Another example from this morning is train 406 / 408.
406 struck an auto at a crossing and was taken out of service. It disappeared from the API long before it disappeared from the legacy feed, but that's OK because it was out of service. (I still would expect it to be in the vehiclesByRoutes calls for as long as it was also showing in the legacy feed however.)
Train 408 however never went out of service. It held at Belmont for roughly 1 hour before moving up beside 406 to take on those passengers, then finished its trip. When it reached Porter the legacy feed was reporting 60 minutes late. In spite of never being taken out of service, 408 disappeared from the API around 9AM while it was waiting at Belmont.
Obviously in this example the only passengers impacted by the lack of train 408 data were waiting at Porter to go to North Station, or waiting at North Station to meet an arriving passenger (both are typically small head-counts) but what if instead it had been an outbound train? or an inbound train early in the trip?
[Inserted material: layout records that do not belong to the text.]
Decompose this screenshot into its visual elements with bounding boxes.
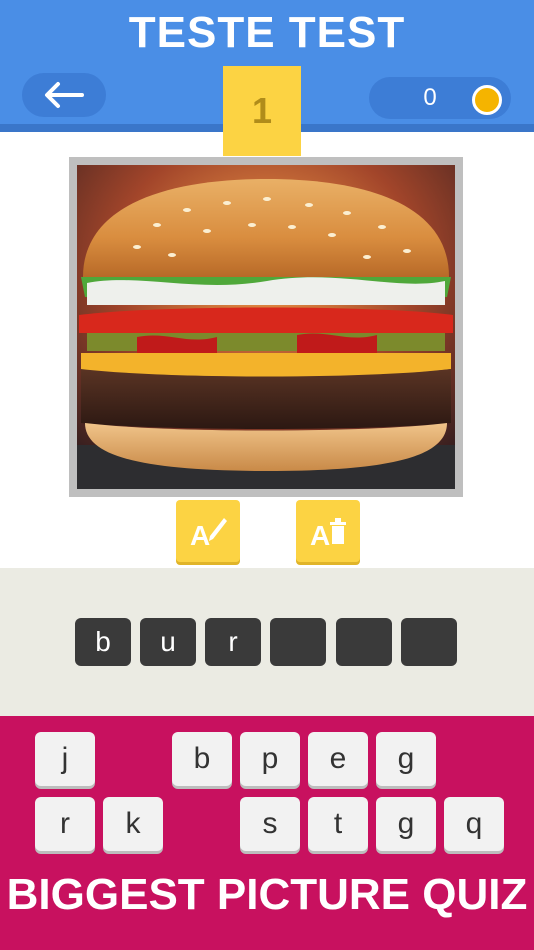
svg-text:A: A: [190, 520, 210, 548]
answer-slot[interactable]: [336, 618, 392, 666]
answer-slot[interactable]: u: [140, 618, 196, 666]
letter-key[interactable]: r: [35, 797, 95, 851]
coin-count: 0: [423, 84, 437, 111]
answer-slot[interactable]: b: [75, 618, 131, 666]
trash-letter-icon: A: [310, 518, 346, 548]
letter-key[interactable]: p: [240, 732, 300, 786]
letter-key[interactable]: b: [172, 732, 232, 786]
coin-icon: [472, 85, 502, 115]
arrow-left-icon: [45, 82, 84, 108]
svg-text:A: A: [310, 520, 330, 548]
hamburger-picture: [77, 165, 455, 489]
footer-title: BIGGEST PICTURE QUIZ: [6, 870, 528, 919]
letter-key[interactable]: q: [444, 797, 504, 851]
back-button[interactable]: [22, 73, 106, 117]
letter-key[interactable]: k: [103, 797, 163, 851]
letter-key[interactable]: j: [35, 732, 95, 786]
answer-slot[interactable]: [270, 618, 326, 666]
quiz-picture-frame: [69, 157, 463, 497]
remove-letters-button[interactable]: A: [296, 500, 360, 562]
level-number: 1: [251, 90, 273, 131]
answer-slot[interactable]: r: [205, 618, 261, 666]
letter-key[interactable]: g: [376, 732, 436, 786]
pencil-letter-icon: A: [190, 518, 227, 548]
letter-key[interactable]: g: [376, 797, 436, 851]
letter-key[interactable]: e: [308, 732, 368, 786]
answer-slot[interactable]: [401, 618, 457, 666]
letter-key[interactable]: t: [308, 797, 368, 851]
reveal-letter-button[interactable]: A: [176, 500, 240, 562]
level-badge: 1: [223, 66, 301, 156]
letter-key[interactable]: s: [240, 797, 300, 851]
app-title: TESTE TEST: [128, 8, 406, 57]
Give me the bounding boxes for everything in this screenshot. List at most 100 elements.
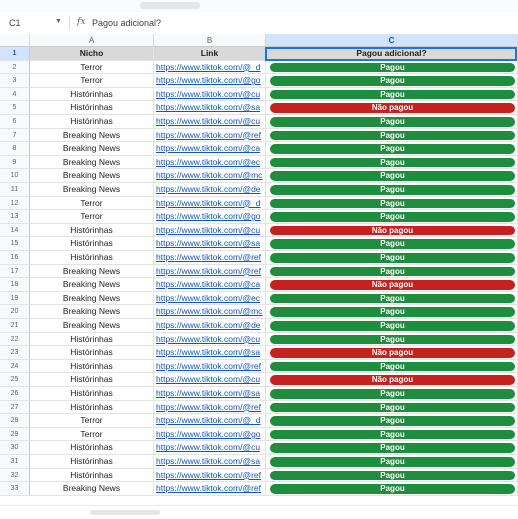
nicho-cell[interactable]: Breaking News — [30, 142, 154, 156]
status-cell[interactable]: Pagou — [266, 305, 518, 319]
column-header-a[interactable]: A — [30, 34, 154, 47]
link-cell[interactable]: https://www.tiktok.com/@cu — [154, 115, 266, 129]
header-nicho[interactable]: Nicho — [30, 47, 154, 61]
row-number[interactable]: 31 — [0, 455, 30, 469]
nicho-cell[interactable]: Breaking News — [30, 278, 154, 292]
row-number[interactable]: 15 — [0, 237, 30, 251]
status-cell[interactable]: Não pagou — [266, 278, 518, 292]
row-number[interactable]: 22 — [0, 332, 30, 347]
link-cell[interactable]: https://www.tiktok.com/@ref — [154, 482, 266, 496]
nicho-cell[interactable]: Histórinhas — [30, 101, 154, 115]
nicho-cell[interactable]: Histórinhas — [30, 237, 154, 251]
row-number[interactable]: 26 — [0, 387, 30, 401]
row-number[interactable]: 17 — [0, 264, 30, 279]
status-cell[interactable]: Pagou — [266, 400, 518, 415]
link-cell[interactable]: https://www.tiktok.com/@sa — [154, 101, 266, 115]
status-cell[interactable]: Pagou — [266, 455, 518, 469]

It appears that after no movement of X minutes a train is completely dropped from the API never to return - even if it resumes its trip after that X minute period.
(X seems to be roughly in the range of 20 to 30 minutes.)
I feel strongly that in exceptional cases where a train is delayed for a significant amount of time it is even more important to provide data on it - at least a minimum of all the data points included in the vehiclesByRoutes returns.